I am sure that Okpara never contemplated the embarrassment and humiliation my kid­nap would cause his benefactor. How could Okpara have known considering the errand nature of his medieval portfolio? A trained lawyer doing the indeterminate kind of spe­cial services assignment carried out by hoo­ligans would not understand the despicable and deleterious implications of abduction. I begin to imagine the number of political tortures, kidnaps and assassinations that this animal known as Okpara must have engi­neered and executed long before his misad­venture with me. Anyone who mysteriously lost someone between 2007 and 2015 in Abia State should look the inglorious way of Okpara! It is bloody to believe that this Ok­para led a team of police invaders right from the state CID in Umuahia to Lagos where he recruited additional policemen from the Aguda police station in Surulere all totalling 17 armed to the teeth to abduct one unarmed and innocent civilian in a democratic setting. I insist that most lawyers are criminals if one of them could have the temerity, fatalism and unconscionableness to perpetrate this kind of unprecedented tragedy.

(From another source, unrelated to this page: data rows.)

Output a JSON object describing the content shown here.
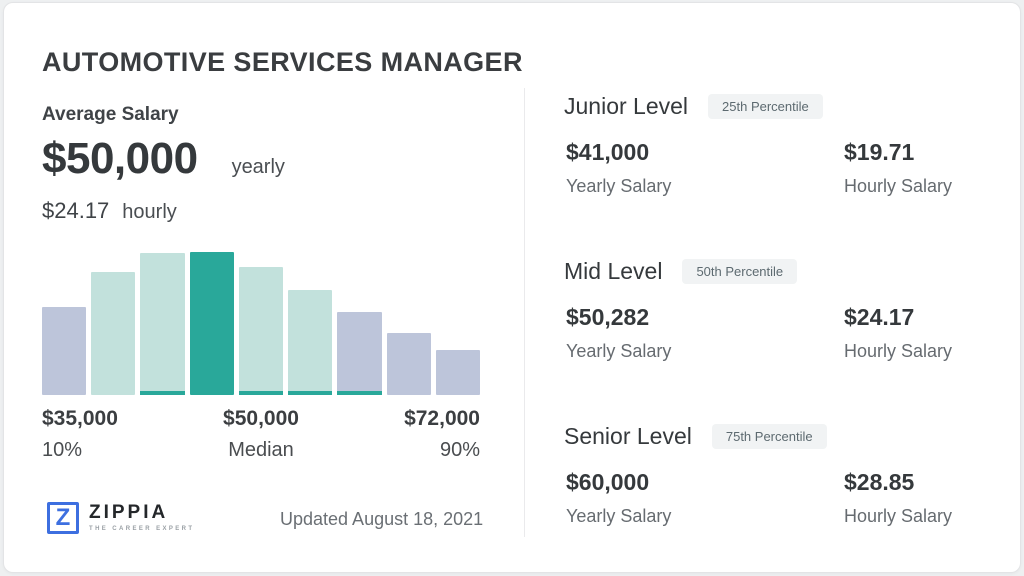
{
  "page": {
    "title": "AUTOMOTIVE SERVICES MANAGER",
    "updated": "Updated August 18, 2021"
  },
  "average": {
    "label": "Average Salary",
    "yearly_value": "$50,000",
    "yearly_unit": "yearly",
    "hourly_value": "$24.17",
    "hourly_unit": "hourly"
  },
  "chart_data": {
    "type": "bar",
    "title": "Salary distribution histogram",
    "grid": false,
    "legend": "none",
    "ylim": [
      0,
      1
    ],
    "bars": [
      {
        "rel_height": 0.615,
        "color": "periwinkle",
        "base_strip": false
      },
      {
        "rel_height": 0.86,
        "color": "light_teal",
        "base_strip": false
      },
      {
        "rel_height": 0.993,
        "color": "light_teal",
        "base_strip": true
      },
      {
        "rel_height": 1.0,
        "color": "teal",
        "base_strip": false
      },
      {
        "rel_height": 0.895,
        "color": "light_teal",
        "base_strip": true
      },
      {
        "rel_height": 0.734,
        "color": "light_teal",
        "base_strip": true
      },
      {
        "rel_height": 0.58,
        "color": "periwinkle",
        "base_strip": true
      },
      {
        "rel_height": 0.434,
        "color": "periwinkle",
        "base_strip": false
      },
      {
        "rel_height": 0.315,
        "color": "periwinkle",
        "base_strip": false
      }
    ],
    "colors": {
      "periwinkle": "#bdc5da",
      "light_teal": "#c2e1dc",
      "teal": "#29a89a"
    },
    "x_labels": [
      {
        "value": "$35,000",
        "sub": "10%"
      },
      {
        "value": "$50,000",
        "sub": "Median"
      },
      {
        "value": "$72,000",
        "sub": "90%"
      }
    ]
  },
  "levels": [
    {
      "name": "Junior Level",
      "badge": "25th Percentile",
      "yearly_value": "$41,000",
      "yearly_label": "Yearly Salary",
      "hourly_value": "$19.71",
      "hourly_label": "Hourly Salary"
    },
    {
      "name": "Mid Level",
      "badge": "50th Percentile",
      "yearly_value": "$50,282",
      "yearly_label": "Yearly Salary",
      "hourly_value": "$24.17",
      "hourly_label": "Hourly Salary"
    },
    {
      "name": "Senior Level",
      "badge": "75th Percentile",
      "yearly_value": "$60,000",
      "yearly_label": "Yearly Salary",
      "hourly_value": "$28.85",
      "hourly_label": "Hourly Salary"
    }
  ],
  "logo": {
    "letter": "Z",
    "brand": "ZIPPIA",
    "tagline": "THE CAREER EXPERT",
    "accent": "#3d6fe0"
  }
}
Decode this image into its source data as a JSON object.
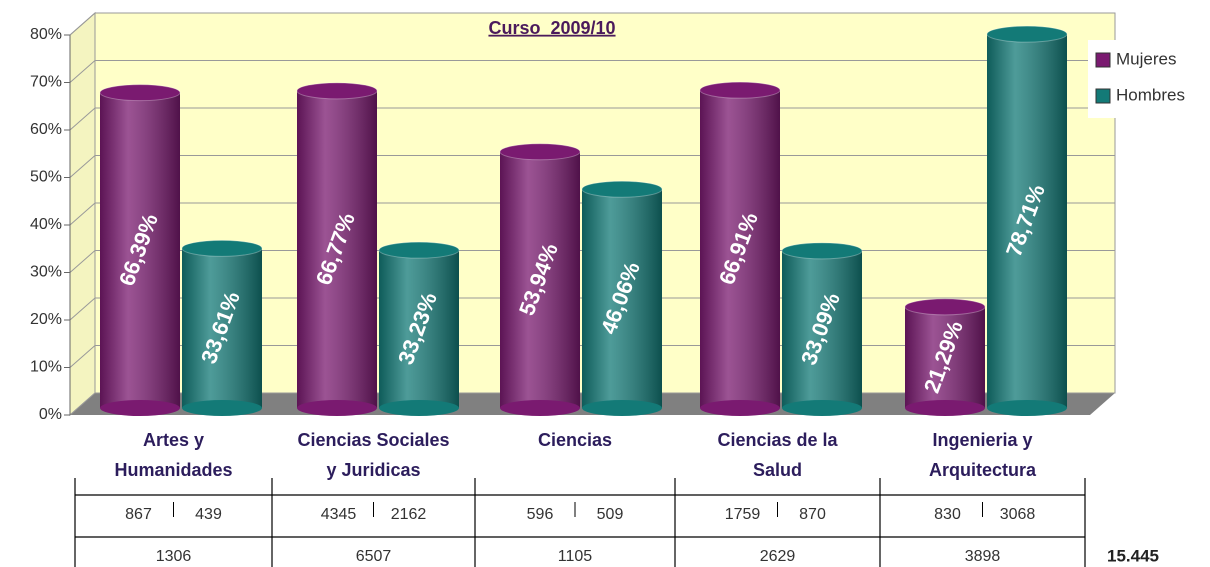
{
  "chart_data": {
    "type": "bar3d",
    "title": "Curso  2009/10",
    "categories": [
      "Artes y\nHumanidades",
      "Ciencias Sociales\ny Juridicas",
      "Ciencias",
      "Ciencias de la\nSalud",
      "Ingenieria y\nArquitectura"
    ],
    "series": [
      {
        "name": "Mujeres",
        "color": "#7a1a70",
        "values": [
          66.39,
          66.77,
          53.94,
          66.91,
          21.29
        ],
        "value_labels": [
          "66,39%",
          "66,77%",
          "53,94%",
          "66,91%",
          "21,29%"
        ]
      },
      {
        "name": "Hombres",
        "color": "#137a77",
        "values": [
          33.61,
          33.23,
          46.06,
          33.09,
          78.71
        ],
        "value_labels": [
          "33,61%",
          "33,23%",
          "46,06%",
          "33,09%",
          "78,71%"
        ]
      }
    ],
    "ylim": [
      0,
      80
    ],
    "yticks": [
      {
        "value": 0,
        "label": "0%"
      },
      {
        "value": 10,
        "label": "10%"
      },
      {
        "value": 20,
        "label": "20%"
      },
      {
        "value": 30,
        "label": "30%"
      },
      {
        "value": 40,
        "label": "40%"
      },
      {
        "value": 50,
        "label": "50%"
      },
      {
        "value": 60,
        "label": "60%"
      },
      {
        "value": 70,
        "label": "70%"
      },
      {
        "value": 80,
        "label": "80%"
      }
    ],
    "grid": true,
    "legend": "right"
  },
  "table": {
    "mujeres": [
      867,
      4345,
      596,
      1759,
      830
    ],
    "hombres": [
      439,
      2162,
      509,
      870,
      3068
    ],
    "totales": [
      1306,
      6507,
      1105,
      2629,
      3898
    ],
    "total": "15.445"
  }
}
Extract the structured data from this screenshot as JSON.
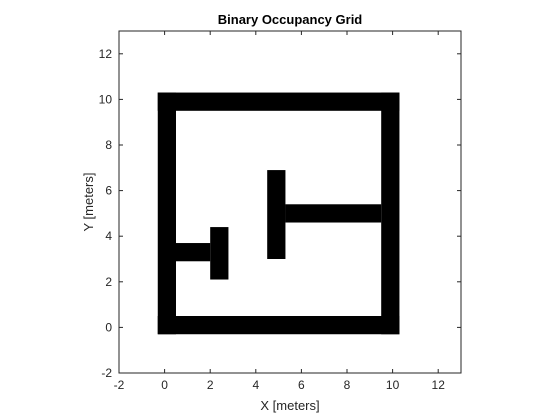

James Okpara wrote a petition, on behalf of his principal (T. A. Orji), against me to the Abia State Police Command (which I was given to read about 1 a.m. on Saturday, the second day of my captivity, shortly before be­ing clamped into CID cell). I had expected, if the police leadership (ex-commissioner) and a messenger like Okpara had a sense of his­tory and a modicum of democratic demands, that I should have been invited to state my responses to the frivolous and stupid peti­tion. Thereafter the abductors could go to court if not satisfied with my explanations. Rather than take this noble step, taxpayers’ money was wasted on this audacious and costly project. On reflection now, I wonder how much Okpara and his deadly accom­plices would have made from this dollar-denominated project (as I overheard). The police commitment, callousness and pas­sion that went into this Okpara’s devilish programme can only be justified by a huge convertibility.

I am still shocked beyond recovery that the former Abia State Police Commis­sioner, Mr. Adamu Ibrahim, could pan­der so demeaningly to the ex-governor’s power inebriacy on this matter instead of advising against it. What could have been the motivation? When a major riot takes place in the state, the police commissioner will not hesitate to let you know that he neither takes instructions nor reports to the governor! Why are we like this? Of a truth, indeed, the love of money is the root of all evils. Perhaps, Okpara also misled Ibrahim since he did it with T. A. Orji and succeeded. A lesson for Ibrahim, Okpara & Co: there is no legacy better than a good name no matter the pecuniary challenges or circumstantial exigencies.

As we have bad men represented by Ok­para and his band of co-abductors, so do we have good men. Therefore, at every point, I must continue to thank Otunba Femi Adesina and Mr. Frank Mba (both of whom need no introduction) for their espe­cially liberative roles in trying to rescue me from the Gestapo-like kidnappers who laid siege to my former home as early as 5 a.m. that ugliest day!